Progress in developmentally disabled children is a funny thing. A lot like getting fat really — a subject I have enough experience with in which to opine. You don’t see weight gain in terms of ounces. Instead, it steadily creeps up on you. You aren’t sure whether the pants you just put on are really tighter or if they just shrank in the dryer. It could be that you are retaining water, after all. But the ounces keep building up until one day you can actually see it. Loved ones, seeing you every day, may or may not notice. But the nurse at the doctor’s office dutifully records it on her little chart. And that obnoxious co-worker you make it a habit to avoid keeps suggesting you join everyone for Zumba. (Which, in terms of tolerable behavior, is the outside of enough really.)
Developmental changes are just like that. You keep looking for miracles. Sudden “A ha!” moments of clarity or skill. You pray for your Helen Keller at the water pump kind of moment, but it’s not what you get. The reality is more like this:
Parent 1: “Did he just _______?”
Parent 2: “I don’t know. It sounded like it, but it could have been _________.”
Parent 1: “Only this time he did _______.”
Parent 2: “Yeah, I noticed that too. Let’s see if he’ll do/say it again.”
Parent 1: “He’s not paying attention anymore.”
Both: Shrug shoulders…
Life with Callum has been like this lately. We see little bits of progress, then question them, before ultimately deciding that – yeah- things are happening in terms of his receptive language, efforts to communicate consistently, social interaction, joint attention, motor skills, etc. It’s subtle, but it’s there. And, in the reverse of weight gain, we are actually thrilled to pieces at the number of people who are beginning to notice the changes as well.
A few weeks ago, Callum began taking us by the hand when he needed a diaper change. If we notice the need first, all we have to say is, “Come on, Callum, let’s go change your pants.” And he reaches out with his little hand and walks with us to the changing table. What impressed me even more happened a little after that. He had a little medical problem (for the sake of brevity, I won’t elaborate) requiring frequent changes and some topical ointment. Each time, it was uncomfortable. In the past, he would fight, not understanding mama was trying to make it better. But, suddenly, he began communicating to me the need for a change – even though it hurt enough to make him fuss and cry a bit. Whether this is receptive language or cause and effect or whatever one wants to call it, I know it is progress.

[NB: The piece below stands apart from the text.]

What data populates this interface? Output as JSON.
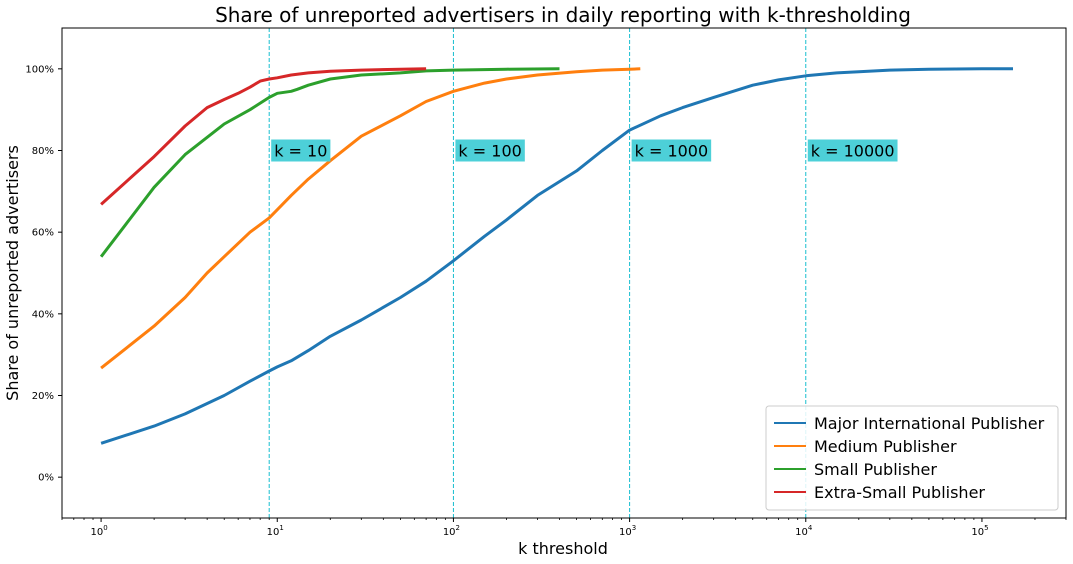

He has also begun to seek out more eye contact – for interaction rather than food. He also appears, with his very few words, to be having a bit of an argument with us when he can’t have something. Not screaming, but attempting to communicate. He has started interacting with his sister a bit more, giggling with her on occasion and tolerating her pulling him after her to play a role in something she wants. He doesn’t understand her play at all, but he is handling her efforts admirably. He seems to be understanding the concept of waiting a bit for something he wants. And, in the most heart-warming development of all, has begun cuddling with his big sister. She, 5, keeps forcing her affections on him and wanting to hold him while watching TV. And he –lets her and even seems to enjoy it!
Yes, progress is microscopic — until suddenly there is enough to see and celebrate. And it’s great when it happens.
But joy? Now that’s a choice. You can either choose to see how far you have to go or you can choose to see how far you’ve come. This is a journey in which you shouldn’t always keep your eyes on the road ahead. Otherwise, you’ll miss out on enjoying the charming little companion beside you.